More often than not, a database comes with default settings befitted to the locale of the operating system, adding another disturbance of flow or point of reconfiguration to the stack. What all SQL databases actually need as a default setting are those settings required for a main streamline of data.
So what's actually required on behalf of application development is a setting which works for the main streamline of data. Data which gets transfigured on behalf of the user and their locale at the client base only. That means, inside the database, any database, UTF-8 strings, ISO 8601 Date and Time, UTC-0 timezone. If all developers depending on the database know that this is the universal setting of the database, they are able to develop and eventually transfigure data from the database in their own client, and according to the user's needs, wherever in the world they are.
Anything else, anything other than that, may it to present different model configurations to applications through the means of a view or any other kind of transfiguration to present a model or record to the application (and I'm only talking key-value records here) - that's exactly what the database and its query engine is for.
Because, what's not mentioned in this article as to be the other side of the coin, is that when you forgo certain data processing like laid out above in my comment, you end up querying the database either multiple times or lay on it heavily due to relations (JOINs) - both blocking the database for other requests or increasing the load on the DB when it's not needed. It's always cheaper to query the database once and get the fitting response you need, through a view for example. The load of calculation and data processing is then distributed fairly between database and application. Same goes for writing into the database: use queues or use a client on a messenger bus to receive and process records to write to the database, but have the database receive records and transfigure them to the database scheme.

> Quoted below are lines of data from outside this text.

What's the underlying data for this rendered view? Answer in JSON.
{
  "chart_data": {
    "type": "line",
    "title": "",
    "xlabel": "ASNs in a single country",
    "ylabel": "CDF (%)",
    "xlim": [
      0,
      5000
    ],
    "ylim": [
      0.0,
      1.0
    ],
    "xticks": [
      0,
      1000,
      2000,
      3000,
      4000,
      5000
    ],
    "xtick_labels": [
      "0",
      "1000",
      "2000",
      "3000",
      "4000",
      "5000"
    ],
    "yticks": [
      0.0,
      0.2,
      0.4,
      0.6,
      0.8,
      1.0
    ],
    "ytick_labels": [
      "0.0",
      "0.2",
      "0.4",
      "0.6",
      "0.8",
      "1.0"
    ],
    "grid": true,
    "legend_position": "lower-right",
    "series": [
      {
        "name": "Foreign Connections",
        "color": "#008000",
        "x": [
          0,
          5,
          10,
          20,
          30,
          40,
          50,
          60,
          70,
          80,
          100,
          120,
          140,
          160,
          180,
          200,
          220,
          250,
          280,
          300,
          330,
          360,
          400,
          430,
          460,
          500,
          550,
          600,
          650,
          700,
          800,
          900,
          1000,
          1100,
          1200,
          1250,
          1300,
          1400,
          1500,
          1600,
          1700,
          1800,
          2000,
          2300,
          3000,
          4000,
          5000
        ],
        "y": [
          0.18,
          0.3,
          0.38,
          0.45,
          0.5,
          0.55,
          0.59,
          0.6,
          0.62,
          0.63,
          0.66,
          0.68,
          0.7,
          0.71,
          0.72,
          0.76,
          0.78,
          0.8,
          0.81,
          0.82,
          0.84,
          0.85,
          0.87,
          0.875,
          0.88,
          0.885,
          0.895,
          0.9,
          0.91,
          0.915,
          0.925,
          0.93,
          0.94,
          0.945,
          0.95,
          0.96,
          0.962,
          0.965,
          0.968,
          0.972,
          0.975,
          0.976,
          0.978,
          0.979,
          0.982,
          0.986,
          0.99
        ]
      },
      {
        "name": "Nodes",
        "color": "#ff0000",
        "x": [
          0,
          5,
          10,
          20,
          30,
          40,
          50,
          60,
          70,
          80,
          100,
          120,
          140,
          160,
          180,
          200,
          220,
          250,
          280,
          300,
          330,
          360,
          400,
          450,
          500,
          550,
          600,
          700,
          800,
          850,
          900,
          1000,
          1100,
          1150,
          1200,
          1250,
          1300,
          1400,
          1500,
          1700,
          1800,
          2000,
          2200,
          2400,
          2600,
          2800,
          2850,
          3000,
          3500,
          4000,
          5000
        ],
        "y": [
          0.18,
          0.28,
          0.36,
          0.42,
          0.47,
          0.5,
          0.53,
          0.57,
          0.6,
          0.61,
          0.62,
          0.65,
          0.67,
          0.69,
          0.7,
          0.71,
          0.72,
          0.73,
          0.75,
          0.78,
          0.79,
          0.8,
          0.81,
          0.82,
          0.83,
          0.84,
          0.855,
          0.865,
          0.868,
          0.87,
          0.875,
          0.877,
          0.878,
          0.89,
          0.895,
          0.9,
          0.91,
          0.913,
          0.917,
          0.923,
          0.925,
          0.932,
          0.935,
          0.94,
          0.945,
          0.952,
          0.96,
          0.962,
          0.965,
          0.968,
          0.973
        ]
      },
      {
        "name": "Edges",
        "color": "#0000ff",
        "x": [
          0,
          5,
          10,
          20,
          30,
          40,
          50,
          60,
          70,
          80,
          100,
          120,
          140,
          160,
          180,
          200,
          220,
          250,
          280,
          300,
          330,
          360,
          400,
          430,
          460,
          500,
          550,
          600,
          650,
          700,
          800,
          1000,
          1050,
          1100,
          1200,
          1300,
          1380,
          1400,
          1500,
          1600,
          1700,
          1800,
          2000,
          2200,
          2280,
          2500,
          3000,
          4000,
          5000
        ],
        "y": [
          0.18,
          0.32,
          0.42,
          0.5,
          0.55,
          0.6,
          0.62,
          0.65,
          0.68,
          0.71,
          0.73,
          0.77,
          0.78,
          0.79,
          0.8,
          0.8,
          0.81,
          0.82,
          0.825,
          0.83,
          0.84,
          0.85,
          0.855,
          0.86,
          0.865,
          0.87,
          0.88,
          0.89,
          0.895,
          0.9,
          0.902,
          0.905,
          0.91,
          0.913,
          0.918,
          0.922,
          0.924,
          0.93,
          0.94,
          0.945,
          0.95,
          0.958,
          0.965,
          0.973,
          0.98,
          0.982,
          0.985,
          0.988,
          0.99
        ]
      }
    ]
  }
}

Also consider historization. Records not changing for a long time probably don't need the active management and treatment of a SQL database engine anymore and could be persisted better in a document-based database, which, when it comes to it, can be called on in a second-row manner when the call on the SQL database results to be unsatisfying on the request. That of course would unlink the records from the current database scheme, which is an advantage on updating the scheme, but sets the persisted records in requirement for transfiguration or, as I'd advise it, a transfiguring application layer designed to treat historic records for present needs.
So there are many ways to go about it, and many ways which don't need to be a blunt solution for either side of the problem.